Monday, June 09, 2014

Fair celebrates 25 years since WNC Air Museum took off

Back in the late 1980s, three aviators were working on a 1940s-era Stearman biplane when one of the trio, Ken Stubbs, had an idea: what if they created a museum for single-prop aircraft like the one they were restoring?

After setting up a corporation and securing tax-exempt status, the three men – Stubbs, Dennis Dunlap and Bill Schreier – started a membership drive and soon gained 100 members. They rented Hanger 61 at the Hendersonville Airport to store a few planes for public viewing, and the WNC Air Museum was born.

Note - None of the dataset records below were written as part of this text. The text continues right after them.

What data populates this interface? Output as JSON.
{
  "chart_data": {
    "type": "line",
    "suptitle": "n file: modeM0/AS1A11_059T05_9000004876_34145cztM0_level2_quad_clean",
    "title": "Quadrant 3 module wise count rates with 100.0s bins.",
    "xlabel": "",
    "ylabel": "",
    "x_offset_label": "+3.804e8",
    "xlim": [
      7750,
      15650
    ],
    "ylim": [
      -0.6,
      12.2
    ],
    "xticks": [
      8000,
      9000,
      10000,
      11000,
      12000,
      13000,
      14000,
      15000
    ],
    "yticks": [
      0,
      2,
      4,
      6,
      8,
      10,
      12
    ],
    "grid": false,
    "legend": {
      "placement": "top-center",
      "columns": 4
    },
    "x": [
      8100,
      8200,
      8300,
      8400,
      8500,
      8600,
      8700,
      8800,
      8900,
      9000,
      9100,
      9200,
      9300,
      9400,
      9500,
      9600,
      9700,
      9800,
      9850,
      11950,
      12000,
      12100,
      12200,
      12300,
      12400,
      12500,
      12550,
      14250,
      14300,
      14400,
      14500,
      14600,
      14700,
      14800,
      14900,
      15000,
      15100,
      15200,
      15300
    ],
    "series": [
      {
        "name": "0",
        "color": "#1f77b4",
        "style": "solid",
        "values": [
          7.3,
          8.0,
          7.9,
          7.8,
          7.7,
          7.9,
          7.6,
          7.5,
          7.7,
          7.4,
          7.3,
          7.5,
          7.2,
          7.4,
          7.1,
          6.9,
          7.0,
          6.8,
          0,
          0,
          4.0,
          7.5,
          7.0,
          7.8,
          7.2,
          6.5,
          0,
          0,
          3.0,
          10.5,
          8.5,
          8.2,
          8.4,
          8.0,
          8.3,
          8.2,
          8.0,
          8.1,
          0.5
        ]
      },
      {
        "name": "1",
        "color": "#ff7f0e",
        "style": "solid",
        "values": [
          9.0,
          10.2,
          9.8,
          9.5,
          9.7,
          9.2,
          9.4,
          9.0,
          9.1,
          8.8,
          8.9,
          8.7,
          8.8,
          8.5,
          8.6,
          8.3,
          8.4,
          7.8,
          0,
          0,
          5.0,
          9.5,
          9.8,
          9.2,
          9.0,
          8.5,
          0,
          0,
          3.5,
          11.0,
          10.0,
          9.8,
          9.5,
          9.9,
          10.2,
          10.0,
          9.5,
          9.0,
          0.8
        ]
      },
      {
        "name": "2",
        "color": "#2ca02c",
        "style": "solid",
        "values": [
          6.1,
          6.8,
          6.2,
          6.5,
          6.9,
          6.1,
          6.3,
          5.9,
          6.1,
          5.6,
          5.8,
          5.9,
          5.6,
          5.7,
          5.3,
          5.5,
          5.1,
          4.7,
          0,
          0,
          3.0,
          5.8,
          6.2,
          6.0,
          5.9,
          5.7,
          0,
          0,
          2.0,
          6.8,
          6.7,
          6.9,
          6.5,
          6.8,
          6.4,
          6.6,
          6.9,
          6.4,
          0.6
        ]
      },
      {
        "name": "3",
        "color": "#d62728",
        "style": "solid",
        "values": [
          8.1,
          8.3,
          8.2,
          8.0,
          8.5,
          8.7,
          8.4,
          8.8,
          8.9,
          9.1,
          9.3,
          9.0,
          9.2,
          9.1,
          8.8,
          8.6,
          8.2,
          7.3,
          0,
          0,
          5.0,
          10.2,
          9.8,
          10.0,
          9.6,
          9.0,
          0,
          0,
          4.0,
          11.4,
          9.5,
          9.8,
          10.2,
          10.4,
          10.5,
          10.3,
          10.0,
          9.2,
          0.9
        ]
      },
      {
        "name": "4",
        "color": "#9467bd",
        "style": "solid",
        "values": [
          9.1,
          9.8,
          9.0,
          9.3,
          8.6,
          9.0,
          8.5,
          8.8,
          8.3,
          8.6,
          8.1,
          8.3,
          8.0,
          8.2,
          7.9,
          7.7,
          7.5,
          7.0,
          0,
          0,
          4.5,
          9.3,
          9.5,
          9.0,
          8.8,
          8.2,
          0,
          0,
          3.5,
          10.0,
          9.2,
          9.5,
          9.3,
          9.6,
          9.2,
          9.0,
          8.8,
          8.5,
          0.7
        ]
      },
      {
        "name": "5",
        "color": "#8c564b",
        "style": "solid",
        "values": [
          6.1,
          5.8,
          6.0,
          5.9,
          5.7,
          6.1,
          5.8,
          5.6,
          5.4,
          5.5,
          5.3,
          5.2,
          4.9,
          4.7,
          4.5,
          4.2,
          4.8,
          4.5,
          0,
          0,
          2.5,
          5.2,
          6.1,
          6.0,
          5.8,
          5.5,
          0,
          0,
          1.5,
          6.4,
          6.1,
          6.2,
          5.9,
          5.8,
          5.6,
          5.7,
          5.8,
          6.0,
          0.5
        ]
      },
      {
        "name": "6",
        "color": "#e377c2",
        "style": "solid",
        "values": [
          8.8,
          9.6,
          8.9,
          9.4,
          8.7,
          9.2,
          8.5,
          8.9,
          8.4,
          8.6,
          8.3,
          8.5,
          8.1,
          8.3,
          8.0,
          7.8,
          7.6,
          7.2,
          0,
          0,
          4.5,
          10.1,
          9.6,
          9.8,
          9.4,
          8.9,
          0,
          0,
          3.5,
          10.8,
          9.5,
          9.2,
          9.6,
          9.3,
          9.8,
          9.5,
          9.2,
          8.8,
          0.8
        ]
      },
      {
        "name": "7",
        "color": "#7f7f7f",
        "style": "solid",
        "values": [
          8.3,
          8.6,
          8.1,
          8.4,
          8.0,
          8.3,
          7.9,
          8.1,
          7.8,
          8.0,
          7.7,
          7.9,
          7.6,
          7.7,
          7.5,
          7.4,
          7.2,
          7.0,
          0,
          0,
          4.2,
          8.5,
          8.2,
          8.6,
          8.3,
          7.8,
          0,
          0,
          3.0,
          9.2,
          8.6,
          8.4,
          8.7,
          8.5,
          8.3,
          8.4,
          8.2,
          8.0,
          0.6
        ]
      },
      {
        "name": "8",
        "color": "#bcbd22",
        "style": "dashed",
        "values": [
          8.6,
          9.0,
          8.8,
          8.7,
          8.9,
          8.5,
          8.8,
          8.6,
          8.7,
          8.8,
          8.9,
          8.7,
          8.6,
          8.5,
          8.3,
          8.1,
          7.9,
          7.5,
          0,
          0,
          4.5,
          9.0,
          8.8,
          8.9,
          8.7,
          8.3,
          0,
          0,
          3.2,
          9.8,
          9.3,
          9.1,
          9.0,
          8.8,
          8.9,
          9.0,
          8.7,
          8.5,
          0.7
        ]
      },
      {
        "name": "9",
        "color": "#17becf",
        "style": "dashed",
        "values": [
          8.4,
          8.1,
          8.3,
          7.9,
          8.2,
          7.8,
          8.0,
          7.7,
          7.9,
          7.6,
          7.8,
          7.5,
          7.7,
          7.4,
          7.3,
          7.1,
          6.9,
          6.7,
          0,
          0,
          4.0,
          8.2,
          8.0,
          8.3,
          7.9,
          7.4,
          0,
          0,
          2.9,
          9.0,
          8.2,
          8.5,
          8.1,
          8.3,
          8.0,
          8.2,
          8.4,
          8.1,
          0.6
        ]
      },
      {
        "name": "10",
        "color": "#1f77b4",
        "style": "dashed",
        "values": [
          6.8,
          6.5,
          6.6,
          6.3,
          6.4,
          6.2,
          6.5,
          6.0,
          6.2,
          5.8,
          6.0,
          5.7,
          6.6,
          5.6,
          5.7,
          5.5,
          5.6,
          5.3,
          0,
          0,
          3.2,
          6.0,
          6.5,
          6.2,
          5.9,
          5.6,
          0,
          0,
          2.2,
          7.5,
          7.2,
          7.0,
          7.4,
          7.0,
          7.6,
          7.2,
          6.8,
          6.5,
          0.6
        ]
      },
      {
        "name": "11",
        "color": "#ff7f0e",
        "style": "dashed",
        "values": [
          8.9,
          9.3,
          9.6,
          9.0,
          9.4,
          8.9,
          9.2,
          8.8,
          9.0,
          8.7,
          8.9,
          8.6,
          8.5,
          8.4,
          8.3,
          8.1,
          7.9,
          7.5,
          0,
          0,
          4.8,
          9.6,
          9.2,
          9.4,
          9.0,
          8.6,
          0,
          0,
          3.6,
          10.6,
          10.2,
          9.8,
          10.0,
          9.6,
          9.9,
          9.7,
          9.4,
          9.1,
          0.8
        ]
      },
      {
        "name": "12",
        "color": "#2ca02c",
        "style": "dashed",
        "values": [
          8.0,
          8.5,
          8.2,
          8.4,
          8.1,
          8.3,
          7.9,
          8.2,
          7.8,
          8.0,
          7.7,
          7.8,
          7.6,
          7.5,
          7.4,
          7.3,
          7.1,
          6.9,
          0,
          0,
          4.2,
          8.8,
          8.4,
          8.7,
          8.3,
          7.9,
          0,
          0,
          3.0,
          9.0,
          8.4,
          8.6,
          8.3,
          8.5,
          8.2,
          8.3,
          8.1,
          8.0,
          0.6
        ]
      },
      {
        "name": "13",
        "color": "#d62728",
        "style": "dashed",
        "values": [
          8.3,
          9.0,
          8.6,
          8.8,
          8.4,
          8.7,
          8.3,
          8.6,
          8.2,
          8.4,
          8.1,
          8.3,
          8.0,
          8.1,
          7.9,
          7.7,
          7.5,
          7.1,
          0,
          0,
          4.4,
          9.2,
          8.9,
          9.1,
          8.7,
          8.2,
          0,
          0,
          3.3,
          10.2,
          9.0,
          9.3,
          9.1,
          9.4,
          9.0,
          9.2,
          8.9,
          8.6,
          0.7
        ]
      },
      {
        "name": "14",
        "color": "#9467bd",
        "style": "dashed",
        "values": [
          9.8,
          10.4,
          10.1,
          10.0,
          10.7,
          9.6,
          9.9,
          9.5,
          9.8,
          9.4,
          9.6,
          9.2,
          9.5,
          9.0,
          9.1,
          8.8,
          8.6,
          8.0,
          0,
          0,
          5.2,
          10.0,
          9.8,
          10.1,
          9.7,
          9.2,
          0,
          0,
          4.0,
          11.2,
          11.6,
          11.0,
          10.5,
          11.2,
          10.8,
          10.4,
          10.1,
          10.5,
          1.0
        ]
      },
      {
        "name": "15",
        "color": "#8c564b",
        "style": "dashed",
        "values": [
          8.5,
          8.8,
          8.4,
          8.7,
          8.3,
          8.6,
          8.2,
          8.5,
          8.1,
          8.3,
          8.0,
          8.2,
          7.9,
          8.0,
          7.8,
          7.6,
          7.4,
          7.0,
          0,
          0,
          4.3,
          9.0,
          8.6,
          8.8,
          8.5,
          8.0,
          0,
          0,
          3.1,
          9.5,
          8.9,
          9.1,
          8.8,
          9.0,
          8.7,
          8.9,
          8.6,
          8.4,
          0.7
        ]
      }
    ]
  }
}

“That hanger's got a dirt floor in it, and I was remodeling First Citizens Bank at the time, so I tore out all the carpet and we carpeted the dirt floor,” recalled Dunlap, a local contractor and pilot. “We cleaned and blew the place out and then we'd open the thing up on Saturdays and Sundays for people to come and look through.”

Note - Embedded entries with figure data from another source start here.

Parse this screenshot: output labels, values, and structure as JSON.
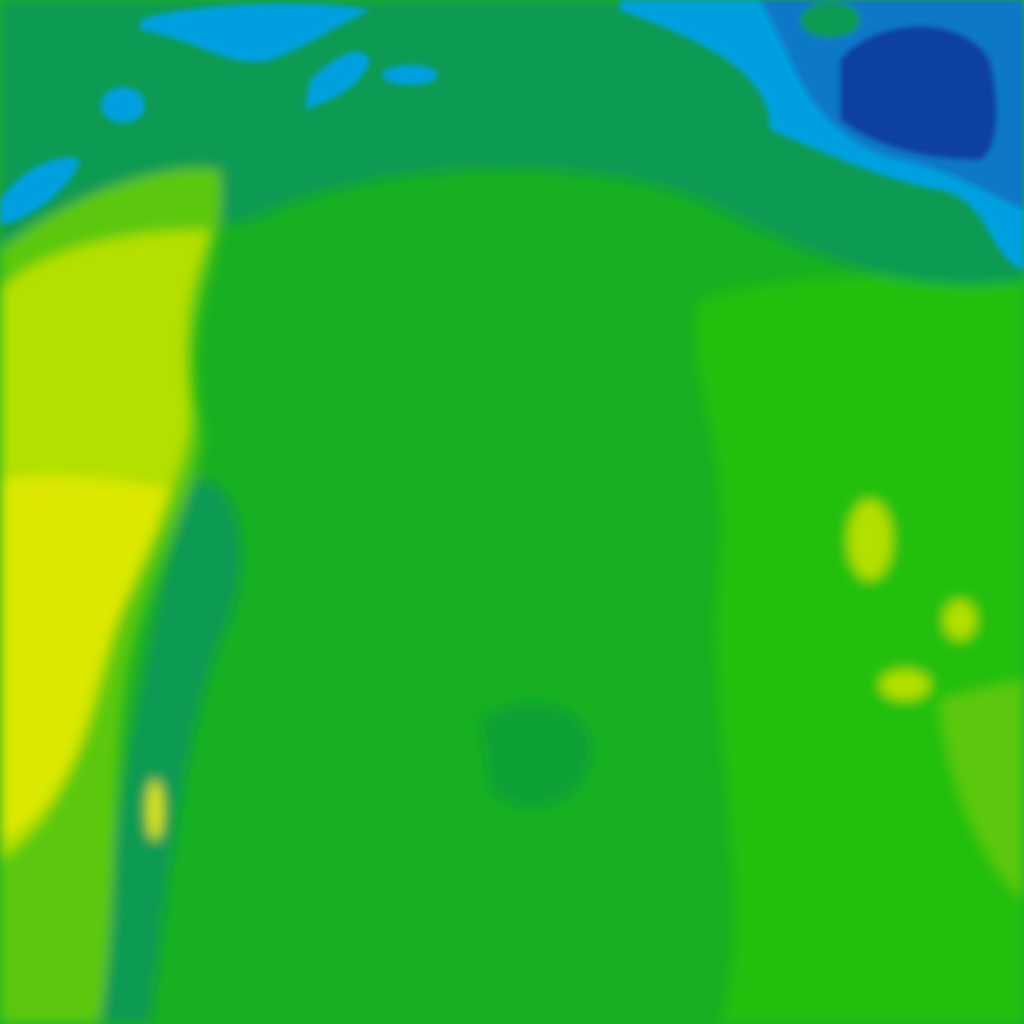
{
  "map": {
    "type": "filled-contour-field",
    "palette": {
      "base_green": "#18b022",
      "bright_green": "#24c00a",
      "deep_green": "#10a034",
      "teal_green": "#0c9a52",
      "light_green": "#5cc80a",
      "yellow_green": "#b4e000",
      "yellow": "#dce800",
      "cyan_blue": "#00a0e0",
      "mid_blue": "#0a78c8",
      "dark_blue": "#1040a0"
    }
  }
}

That summer, the museum held its first Air Fair and Fly-In at the grass airstrip. For a small fee, any visitor could taxi off and tour the skies over Henderson County in a vintage aircraft donated by members. The money went toward a down payment on the museum's first hanger, located on adjacent Johnson's Airfield.

“And it kind of just grew from there,” Dunlap said.

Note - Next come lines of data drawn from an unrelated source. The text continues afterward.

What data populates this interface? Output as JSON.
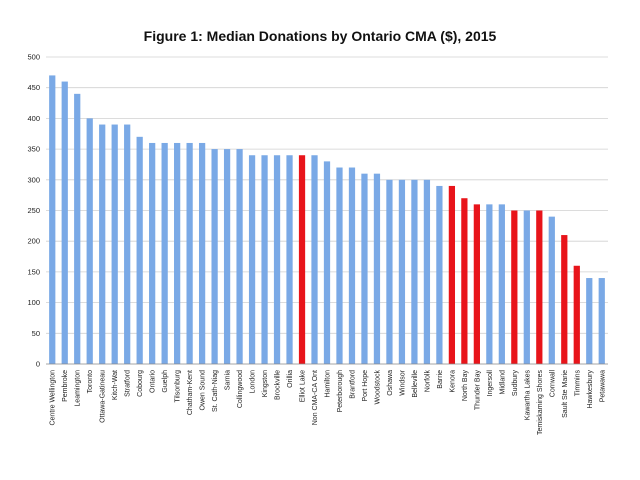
{
  "chart_data": {
    "type": "bar",
    "title": "Figure 1: Median Donations by Ontario CMA ($), 2015",
    "xlabel": "",
    "ylabel": "",
    "ylim": [
      0,
      500
    ],
    "yticks": [
      0,
      50,
      100,
      150,
      200,
      250,
      300,
      350,
      400,
      450,
      500
    ],
    "grid": true,
    "colors": {
      "default": "#7aa9e6",
      "highlight": "#e8141a"
    },
    "categories": [
      "Centre Wellington",
      "Pembroke",
      "Leamington",
      "Toronto",
      "Ottawa-Gatineau",
      "Kitch-Wat",
      "Stratford",
      "Cobourg",
      "Ontario",
      "Guelph",
      "Tilsonburg",
      "Chatham-Kent",
      "Owen Sound",
      "St. Cath-Niag",
      "Sarnia",
      "Collingwood",
      "London",
      "Kingston",
      "Brockville",
      "Orillia",
      "Elliot Lake",
      "Non CMA-CA Ont",
      "Hamilton",
      "Peterborough",
      "Brantford",
      "Port Hope",
      "Woodstock",
      "Oshawa",
      "Windsor",
      "Belleville",
      "Norfolk",
      "Barrie",
      "Kenora",
      "North Bay",
      "Thunder Bay",
      "Ingersoll",
      "Midland",
      "Sudbury",
      "Kawartha Lakes",
      "Temiskaming Shores",
      "Cornwall",
      "Sault Ste Marie",
      "Timmins",
      "Hawkesbury",
      "Petawawa"
    ],
    "values": [
      470,
      460,
      440,
      400,
      390,
      390,
      390,
      370,
      360,
      360,
      360,
      360,
      360,
      350,
      350,
      350,
      340,
      340,
      340,
      340,
      340,
      340,
      330,
      320,
      320,
      310,
      310,
      300,
      300,
      300,
      300,
      290,
      290,
      270,
      260,
      260,
      260,
      250,
      250,
      250,
      240,
      210,
      160,
      140,
      140
    ],
    "highlighted": [
      "Elliot Lake",
      "Kenora",
      "North Bay",
      "Thunder Bay",
      "Sudbury",
      "Temiskaming Shores",
      "Sault Ste Marie",
      "Timmins"
    ]
  }
}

Today, the museum has roughly 350 members, two hangers and a unique collection of 18 historic aircraft, mostly from the decades surrounding World War II. This weekend marked the 25th anniversary of the museum's fair, which now serves as its chief fundraiser and signature community event.

On Sunday, Stubbs and Dunlap perched in plastic chairs in a hanger overlooking the grass airstrip where their brainchild first took flight. Another Stearman, one of six restored by Dunlap, took off and landed every 15 minutes, its open cockpit filled by pilot Greg Collins and a paying passenger.

Grinning from ear to ear, Bob Grazio of Greer, S.C. stepped out on the biplane's lower wing and down a stepladder Sunday, while his wife, Kathy, took photographs. Grazio was one of more than 100 fair visitors who took the opportunity to sightsee from the PT-17 this weekend.